Yes, get over the aversion to creating small classes! I too, once had this aversion.
I started learning OOP in the early 90s with C++. Back then, every book and magazine touted the benefits of OOP as reusability, reusability, reusability. It’s as if the only reason to use an OOP language was to make something reusable by other developers.
Looking back, nothing was more damaging to my progress in learning OOP than the idea that everything needed to be reusable. Or, that the only reason to create a new class was if I needed to put code inside for someone else to reuse. I point this out because these days you’ll still find people touting the reusability of OOP constructs, but these people mostly repeat the talking points of yesteryear and do not give any wisdom built on practical experience.
The first rule of the OOP club is to make code usable, not reusable. Reusable code is thinking about the outside world. Usable code is thinking about the inside world, where code must be readable, maintainable, and testable. Don’t make the decision on when to create a class based on the probability of some other developer on your team reusing the class or not. Do feel comfortable creating a new class definition even if the system uses the class only once in the entire code base. Yes, this means you’ll have two classes instead of one. Two files instead of one. Two editor windows instead of one. But, in many contexts, this is the right way.

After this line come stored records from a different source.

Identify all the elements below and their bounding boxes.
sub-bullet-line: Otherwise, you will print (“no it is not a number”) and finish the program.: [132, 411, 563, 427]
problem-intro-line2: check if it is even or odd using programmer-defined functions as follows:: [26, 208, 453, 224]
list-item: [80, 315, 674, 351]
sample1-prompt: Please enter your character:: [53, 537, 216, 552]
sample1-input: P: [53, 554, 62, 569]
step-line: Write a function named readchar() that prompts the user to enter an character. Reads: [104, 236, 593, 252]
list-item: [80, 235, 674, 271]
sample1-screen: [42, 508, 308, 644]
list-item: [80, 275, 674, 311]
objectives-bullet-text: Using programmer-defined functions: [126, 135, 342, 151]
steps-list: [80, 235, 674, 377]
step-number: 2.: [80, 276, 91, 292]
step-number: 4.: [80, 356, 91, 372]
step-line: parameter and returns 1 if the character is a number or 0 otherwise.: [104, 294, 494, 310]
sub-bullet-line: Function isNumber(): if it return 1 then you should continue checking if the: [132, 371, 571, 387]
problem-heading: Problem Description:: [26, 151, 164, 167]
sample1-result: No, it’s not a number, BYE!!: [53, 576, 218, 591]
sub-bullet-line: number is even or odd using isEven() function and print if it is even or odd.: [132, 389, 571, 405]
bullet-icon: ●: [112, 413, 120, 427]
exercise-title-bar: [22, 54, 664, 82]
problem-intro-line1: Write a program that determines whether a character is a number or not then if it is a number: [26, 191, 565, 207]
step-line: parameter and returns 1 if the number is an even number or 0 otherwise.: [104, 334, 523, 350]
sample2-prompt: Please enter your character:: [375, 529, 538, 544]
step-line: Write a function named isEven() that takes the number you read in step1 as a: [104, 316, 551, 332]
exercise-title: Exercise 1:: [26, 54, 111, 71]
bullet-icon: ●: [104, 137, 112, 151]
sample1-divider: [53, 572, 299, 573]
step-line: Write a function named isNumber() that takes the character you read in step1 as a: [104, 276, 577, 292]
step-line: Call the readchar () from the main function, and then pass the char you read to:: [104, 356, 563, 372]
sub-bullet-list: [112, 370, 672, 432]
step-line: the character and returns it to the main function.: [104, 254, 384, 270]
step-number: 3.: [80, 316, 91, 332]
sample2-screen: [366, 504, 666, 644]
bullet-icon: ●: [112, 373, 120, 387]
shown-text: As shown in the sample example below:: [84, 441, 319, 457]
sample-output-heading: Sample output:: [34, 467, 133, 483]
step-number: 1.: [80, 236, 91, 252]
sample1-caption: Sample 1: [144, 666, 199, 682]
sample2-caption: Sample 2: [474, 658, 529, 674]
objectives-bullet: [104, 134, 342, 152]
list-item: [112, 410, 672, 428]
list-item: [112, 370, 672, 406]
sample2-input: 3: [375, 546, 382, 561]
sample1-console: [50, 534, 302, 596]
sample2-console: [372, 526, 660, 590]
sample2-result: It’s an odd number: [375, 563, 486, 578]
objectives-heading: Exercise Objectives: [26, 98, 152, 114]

It took me until around 2004 to recover from the curse of reusability...
When people ask me how to write better code, I always tell them to try unit testing. Nothing taught me more about OOP and software construction than writing tests for my own code. No books, no magazines, no mentors, no videos, no conference talks. The real lessons are the lessons learned from experience with your own code.
When I started unit testing my code in 2003 or 2004 I could see the inflexibility of my software creations. I could see the SRP violations (testing that a class could ___ and ___). I began to see how to use design patterns I had read about but never put into play, like the strategy pattern, and I could see how those patterns helped me achieve the design principles like SRP.
Fast forward to today and I am still a strong proponent of unit testing. Testing will not only help you improve the quality of the software you are building, but also the quality of the code inside. Testing will help you refactor and make changes and improvements to the code. Testing will help you ask questions about your code and find weaknesses in a design.
Testing will help you understand how to build software.
I hope I don’t make software development sound difficult. It’s not. However, improving at software development is an endurance race, not a sprint. There is no substitute for writing code in anger and doing so over a long period of time. If you care about your work, you’ll naturally learn a little bit every day, and every little bit you learn will help you form your own opinions and heuristics on how to build software.
And then, hopefully, you’ll want to learn even more.